The politics of mass shootings and gun control
WASHINGTON -- "Sympathy and best wishes" are about all family members of the 10 people killed in Thursday's shooting at an Oregon community college can expect from Congress, which has not seriously debated strengthening gun laws since 2013, after 20 children and six adults were killed at Sandy Hook Elementary School in Newtown, Connecticut.
But even then, the Senate easily defeated legislation that would have increased punishment for gun trafficking and expanded background checks -- something 88 percent of Americans say they support.
The loss left the bill's mostly Democratic backers, like Senate leader Harry Reid, pessimistic.

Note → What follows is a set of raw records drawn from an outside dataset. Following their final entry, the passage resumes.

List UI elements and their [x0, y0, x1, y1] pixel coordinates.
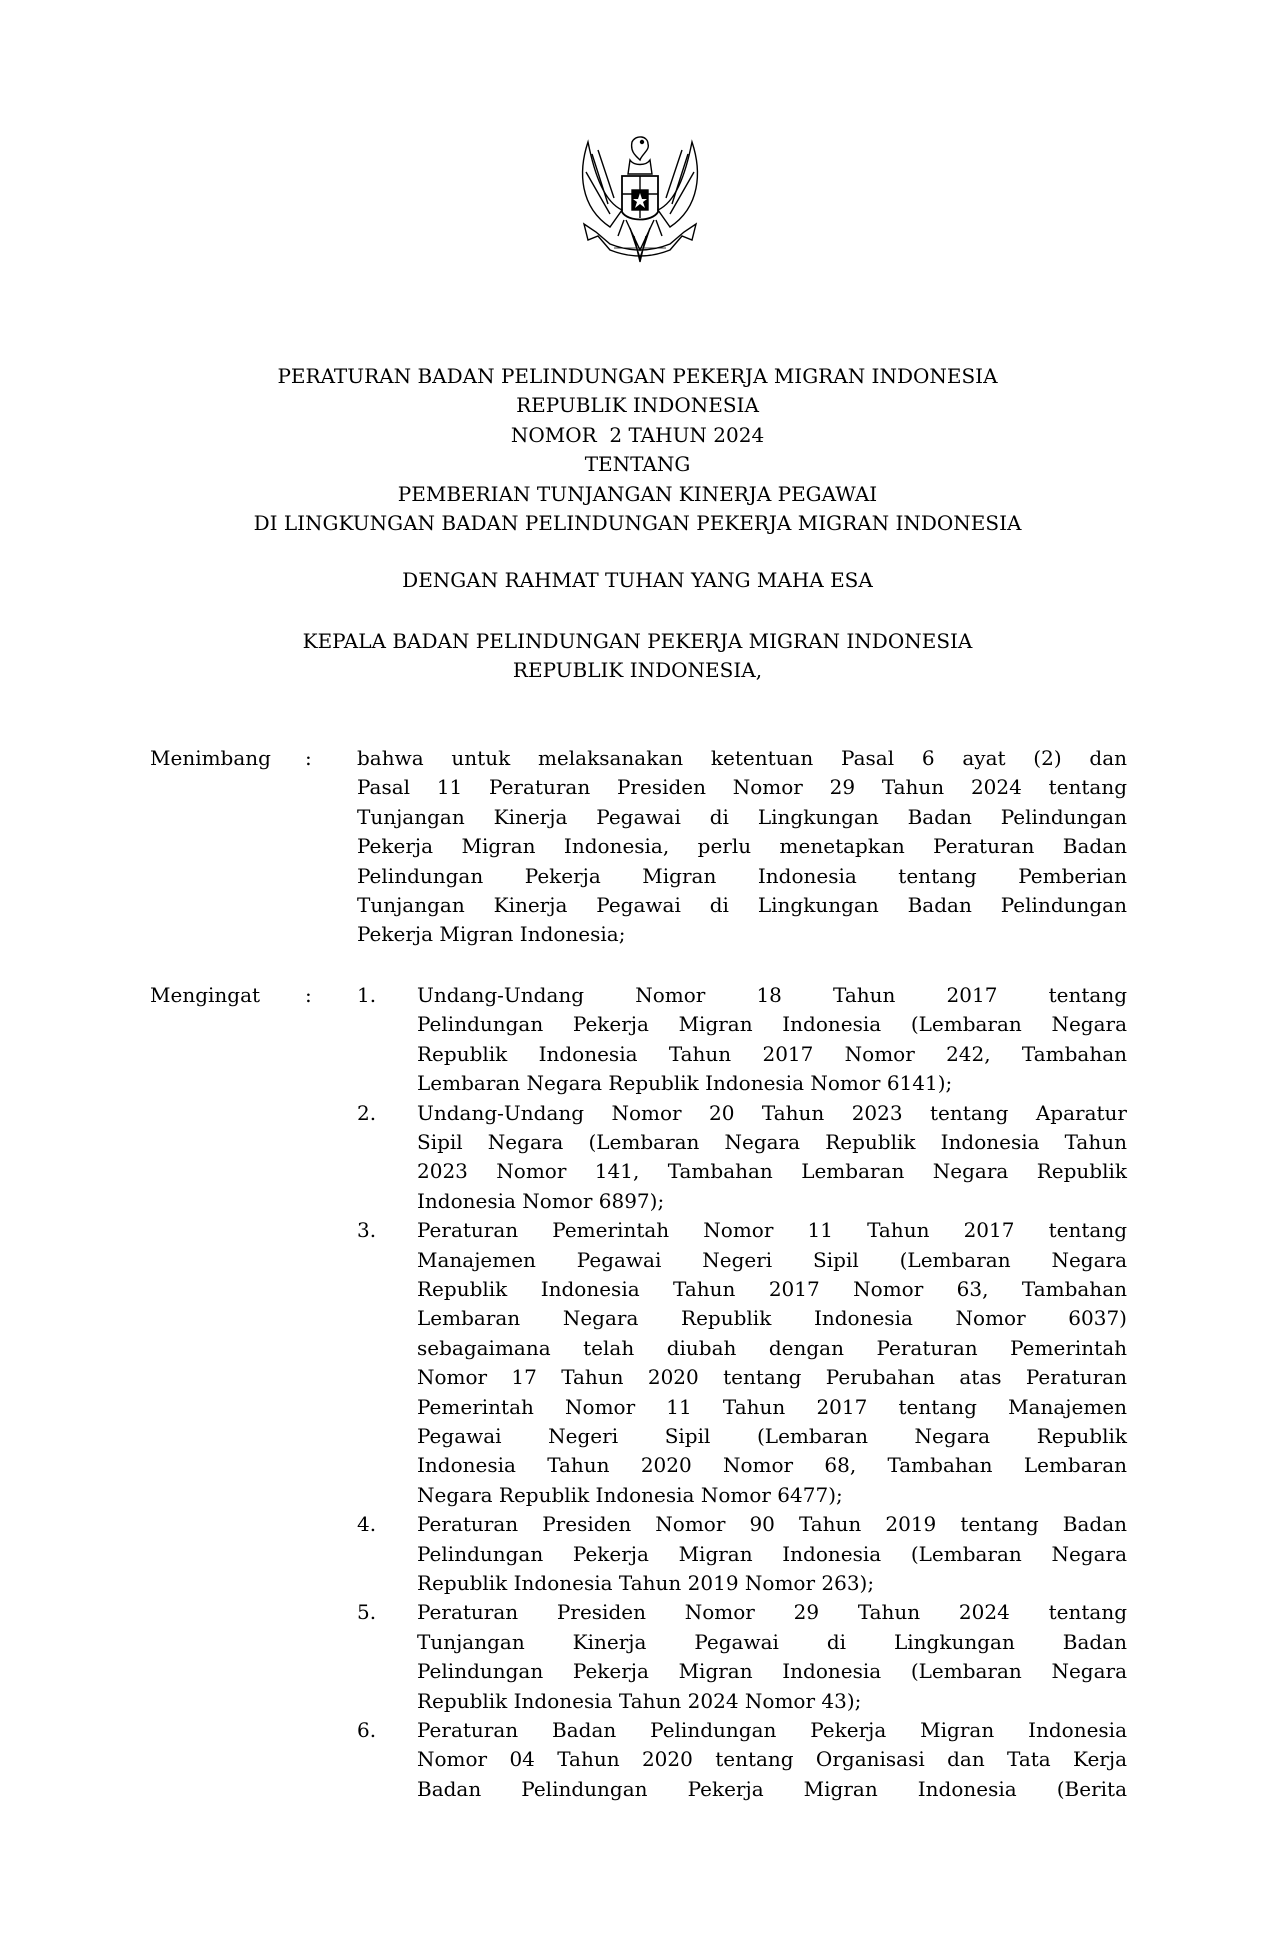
text-line: Undang-Undang Nomor 20 Tahun 2023 tentang Aparatur	[417, 1100, 1127, 1125]
item-text	[417, 1216, 1127, 1510]
authority-line: REPUBLIK INDONESIA,	[512, 658, 763, 683]
text-line: Peraturan Presiden Nomor 29 Tahun 2024 tentang	[417, 1600, 1127, 1625]
authority-line: KEPALA BADAN PELINDUNGAN PEKERJA MIGRAN INDONESIA	[302, 629, 973, 653]
title-line: REPUBLIK INDONESIA	[516, 393, 759, 418]
title-line: PERATURAN BADAN PELINDUNGAN PEKERJA MIGRAN INDONESIA	[277, 364, 998, 388]
text-line: Pelindungan Pekerja Migran Indonesia tentang Pemberian	[357, 863, 1127, 888]
text-line: bahwa untuk melaksanakan ketentuan Pasal 6 ayat (2) dan	[357, 746, 1127, 770]
regulation-title	[0, 362, 1275, 538]
text-line: Republik Indonesia Tahun 2019 Nomor 263);	[417, 1570, 875, 1595]
item-text	[417, 981, 1127, 1099]
text-line: Negara Republik Indonesia Nomor 6477);	[417, 1482, 843, 1507]
text-line: Tunjangan Kinerja Pegawai di Lingkungan Badan Pelindungan	[357, 892, 1127, 917]
text-line: 2023 Nomor 141, Tambahan Lembaran Negara Republik	[417, 1159, 1127, 1184]
menimbang-text	[357, 744, 1127, 950]
text-line: Republik Indonesia Tahun 2017 Nomor 242, Tambahan	[417, 1041, 1127, 1066]
item-number: 6.	[357, 1718, 377, 1742]
text-line: Tunjangan Kinerja Pegawai di Lingkungan Badan Pelindungan	[357, 804, 1127, 829]
text-line: Pelindungan Pekerja Migran Indonesia (Lembaran Negara	[417, 1012, 1127, 1037]
item-number: 2.	[357, 1100, 377, 1125]
garuda-emblem	[570, 132, 710, 274]
item-number: 1.	[357, 983, 377, 1007]
text-line: Republik Indonesia Tahun 2024 Nomor 43);	[417, 1688, 862, 1713]
text-line: Indonesia Tahun 2020 Nomor 68, Tambahan Lembaran	[417, 1453, 1127, 1478]
text-line: Republik Indonesia Tahun 2017 Nomor 63, Tambahan	[417, 1276, 1127, 1301]
text-line: Pelindungan Pekerja Migran Indonesia (Lembaran Negara	[417, 1541, 1127, 1566]
text-line: Badan Pelindungan Pekerja Migran Indonesia (Berita	[417, 1776, 1127, 1801]
mengingat-colon: :	[305, 983, 312, 1007]
title-line: DI LINGKUNGAN BADAN PELINDUNGAN PEKERJA MIGRAN INDONESIA	[253, 511, 1022, 536]
text-line: Pekerja Migran Indonesia, perlu menetapkan Peraturan Badan	[357, 834, 1127, 859]
text-line: Peraturan Pemerintah Nomor 11 Tahun 2017 tentang	[417, 1218, 1127, 1243]
authority	[0, 627, 1275, 686]
item-text	[417, 1716, 1127, 1804]
text-line: sebagaimana telah diubah dengan Peraturan Pemerintah	[417, 1335, 1127, 1360]
text-line: Pegawai Negeri Sipil (Lembaran Negara Republik	[417, 1423, 1127, 1448]
text-line: Lembaran Negara Republik Indonesia Nomor 6141);	[417, 1071, 953, 1096]
text-line: Indonesia Nomor 6897);	[417, 1188, 665, 1213]
item-number: 5.	[357, 1600, 377, 1625]
text-line: Sipil Negara (Lembaran Negara Republik Indonesia Tahun	[417, 1129, 1127, 1154]
item-text	[417, 1510, 1127, 1598]
menimbang-colon: :	[305, 746, 312, 770]
text-line: Peraturan Presiden Nomor 90 Tahun 2019 tentang Badan	[417, 1512, 1127, 1537]
title-line: TENTANG	[584, 452, 691, 477]
text-line: Tunjangan Kinerja Pegawai di Lingkungan Badan	[417, 1629, 1127, 1654]
item-number: 4.	[357, 1512, 377, 1537]
text-line: Pelindungan Pekerja Migran Indonesia (Lembaran Negara	[417, 1659, 1127, 1684]
text-line: Pekerja Migran Indonesia;	[357, 922, 626, 947]
text-line: Nomor 04 Tahun 2020 tentang Organisasi dan Tata Kerja	[417, 1747, 1127, 1772]
text-line: Nomor 17 Tahun 2020 tentang Perubahan atas Peraturan	[417, 1365, 1127, 1390]
text-line: Undang-Undang Nomor 18 Tahun 2017 tentang	[417, 983, 1127, 1007]
invocation: DENGAN RAHMAT TUHAN YANG MAHA ESA	[402, 568, 873, 592]
text-line: Manajemen Pegawai Negeri Sipil (Lembaran Negara	[417, 1247, 1127, 1272]
title-line: PEMBERIAN TUNJANGAN KINERJA PEGAWAI	[397, 481, 878, 506]
text-line: Pasal 11 Peraturan Presiden Nomor 29 Tahun 2024 tentang	[357, 775, 1127, 800]
text-line: Peraturan Badan Pelindungan Pekerja Migran Indonesia	[417, 1718, 1127, 1742]
item-text	[417, 1598, 1127, 1716]
item-number: 3.	[357, 1218, 377, 1243]
mengingat-label: Mengingat	[150, 983, 261, 1007]
item-text	[417, 1099, 1127, 1217]
text-line: Lembaran Negara Republik Indonesia Nomor 6037)	[417, 1306, 1127, 1331]
text-line: Pemerintah Nomor 11 Tahun 2017 tentang Manajemen	[417, 1394, 1127, 1419]
menimbang-label: Menimbang	[150, 746, 271, 770]
title-line: NOMOR 2 TAHUN 2024	[510, 422, 765, 447]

"I would love to bring it back up, but I can't do it until I have the votes," Reid told CBS News in 2013.
Reid has even fewer votes today. Democrats lost control of the Senate in 2014, and can't reintroduce bills to close the gun show loophole, Block the mentally ill from buying guns or restrict the use of high capacity magazines.
And so when 12 people were killed at D.C.'S Navy Yard and 9 in a Charleston church, the only talk of gun laws came from the other end of Pennsylvania Avenue.
"This type of violence doesn't happen in other advanced countries," President Obama said after the Charleston shooting.
But Congressional Republicans argue felons will find a way to get guns, no matter what the laws say.
"And we should not target our efforts to needlessly restricting the constitutional liberties of law abiding citizens," Texas Sen. Ted Cruz said.
The National Rifle Association spends tens of millions of dollars backing candidates that share that view, despite the polls that show an overwhelming number of Americans from both parties are open to some restrictions on gun sales.